Ladislau Dowbor[1]
20 de março de 2015
O ciclo hidrológico é uma
democracia – um sistema de distribuição para todas as espécies vivas. Na falta
de democracia da água, não pode haver vida democrática. – Vandana Shiva, Les femmes du Kerala contre
Coca-Cola
The
principle equitiy, perhaps more than any other technical consideration, carries
with it the promise of a more water-secure world for all. – World Water
Development Report 2015
Um bom ponto de partida é
o antropoceno, conceito que ajuda a entender a amplitude do impacto do ser
humano, este bípede irrequieto e capaz tanto de criar como de destruir, sobre
todo o planeta. De 1750 para cá, com os avanços tecnológicos e a progressão
demográfica, geramos uma nova era. O planeta está literalmente em nossas mãos.

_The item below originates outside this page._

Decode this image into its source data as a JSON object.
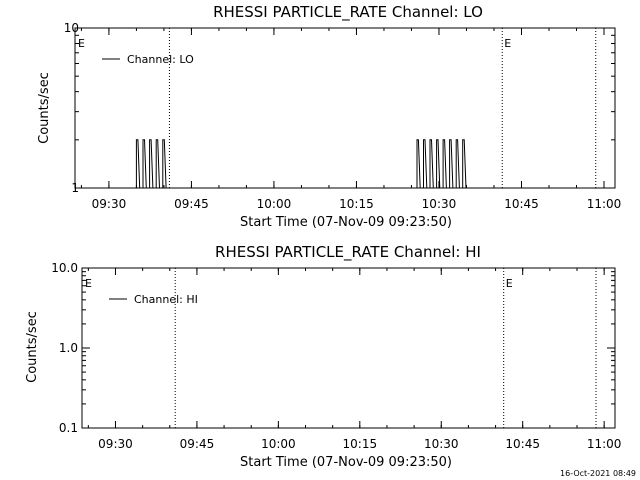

Em 1900, quando nascia meu pai, éramos 1,5 bilhão de pessoas. Hoje somos 7,3
bilhões, indo rapidamente para os 10. Esta comparação ajuda a entender o ritmo
histórico desta explosão demográfica, pois estamos pouco acostumados a pensar o
longo prazo. É muita gente, todos querendo consumir mais, com tecnologias cada
vez mais poderosas, tanto de extrair como de transformar e contaminar. Esta
mistura é tóxica, a não ser que aprendamos a nos administrar de maneira
coerente com as necessidades e possibilidades reais.
O relatório
de 2014 do WWF resume o drama em uma
frase: “Atualmente, a população global está cortando as árvores mais rápido do
que podem crescer de novo, capturando peixes mais rápido do que os oceanos
conseguem recompor os estoques, bombeando a água dos rios e dos aquíferos mais
rápido do que as chuvas conseguem preenchê-los e emitindo mais dióxido de
carbono que aquece o clima do que os oceanos e as florestas podem absorver.” Em
40 anos, entre 1970 e 2010, eliminamos 52% da vida selvagem do planeta, sendo
que a destruição maior se deu no bioma de água doce, onde perdemos 75% da vida
vertebrada.[2]
O setor de
água e saneamento, no sentido amplo que aqui lhe damos, não padece da falta de
conhecimentos técnicos ou de engenheiros, e o seu problema sequer é de
financiamento. É a dinâmica de regulação do setor que é completamente
inadequada, frente às relações técnicas que o caracterizam e às relações
sociais e ambientais de uma sociedade moderna. O eixo de transformações
necessárias não se circunscreve nem na estatização nem na privatização.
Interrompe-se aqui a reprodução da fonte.